In de verte praat men verder aan de tafel met het witte kleed, waarboven de bomen ritselen in de wind. Ik ben even onder Queensborough bridge. Waar de nacht langzaam overgaat in dag, mistig nog de brug in lichte grijzen. De contouren van Woody Allen en Dianne Keaton als zwarte silhouetten daarvoor. En Merel Streep, nog heerlijk jong. En dat ze in een taxi zitten en dat hij Dianne zo mooi vind dat hij niet eens de taximeter in de gaten kan houden. De prachtige filmbeelden van Manhattan, enigszins gedateerd maar nog steeds boeiend en de voortdurend doorratelende conversatie, ik kan er zo in verdwijnen.
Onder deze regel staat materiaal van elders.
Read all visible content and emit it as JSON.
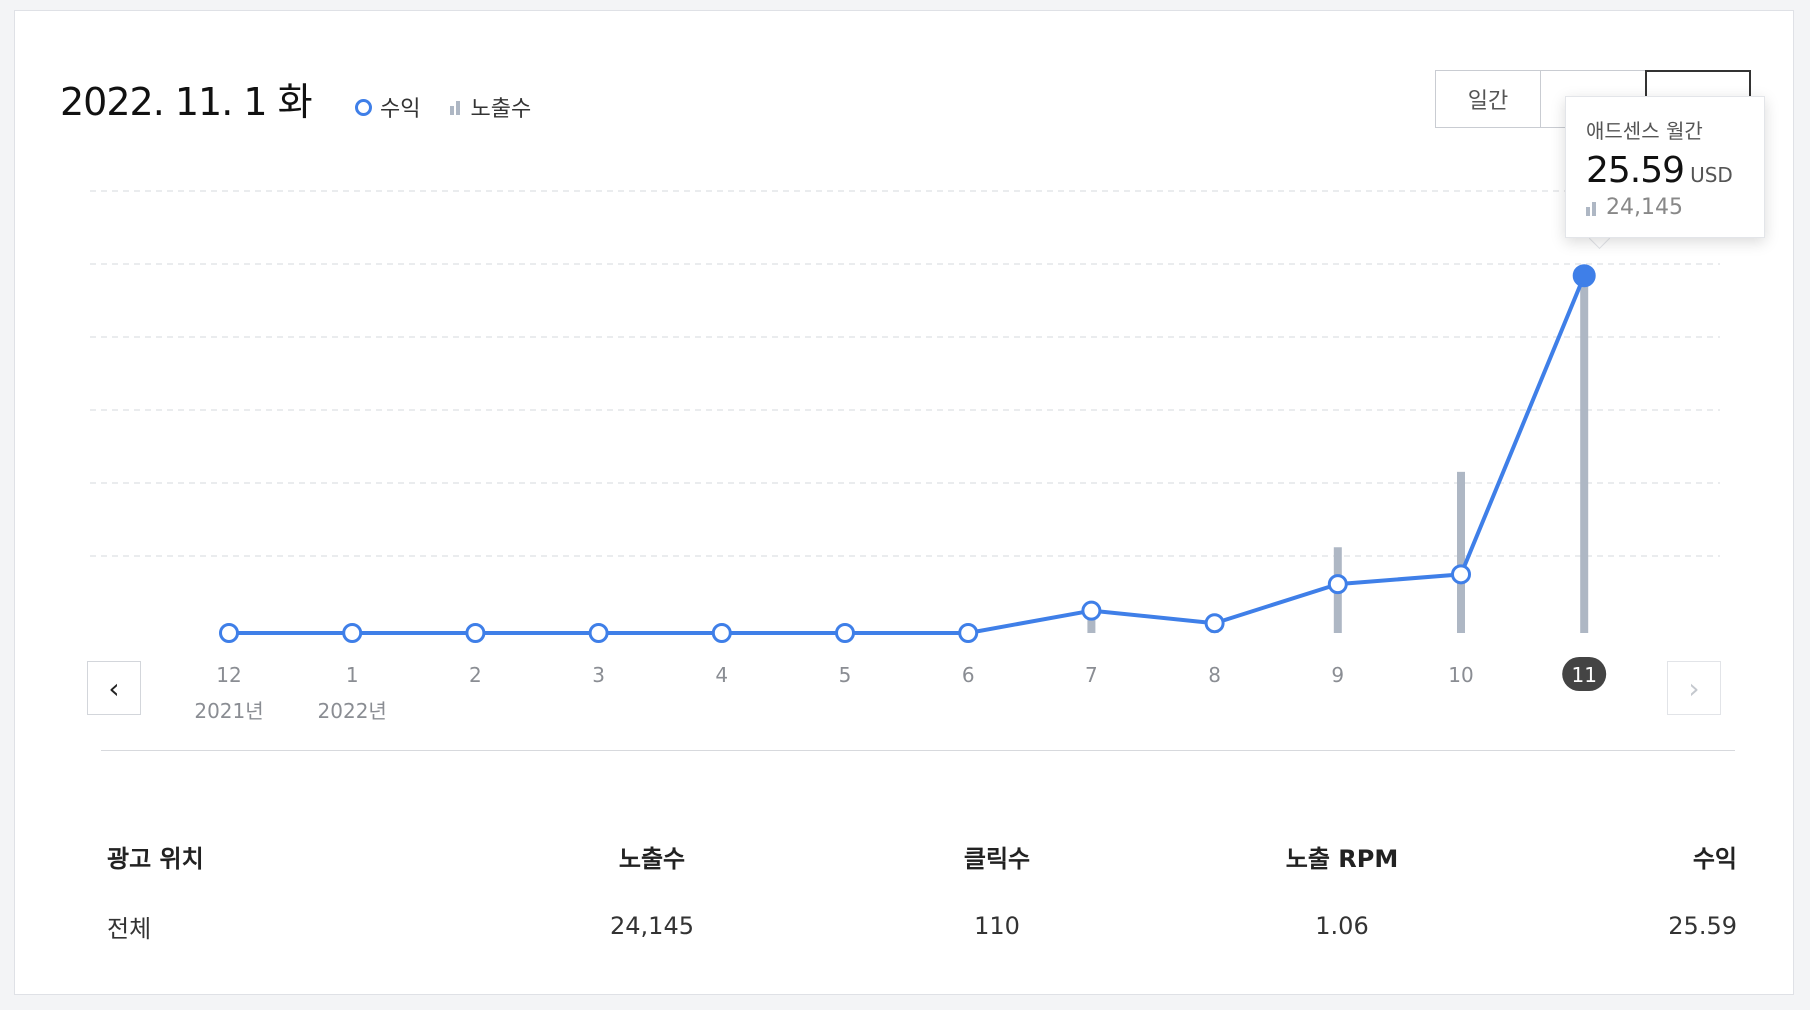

“I mean, she was really…, she seemed nervous” “Nervous? She was overbearing. She was, you know, terrible! She was all cerebral.” “Where the hell does a little Radcliffe, tootsie come off rating Scott Fitzgerald.” “Gustav Mahler and Heinrich Bohl? Why are you getting so mad?” “Because I don’t like that pseudo-intellectual garbage.” “Van Goch!” Did you hear that? She said Van Goch. Like an Arab she spoke.” “One more remark about Bergman, and I’d have knocked her other contact lens out”
Er schuiven stoelen. Er wordt gezwaaid en gelachen. Eduard roept keihard: “Iemand koffie?”
“Yeah, for me, please”, hoor ik mezelf zeggen.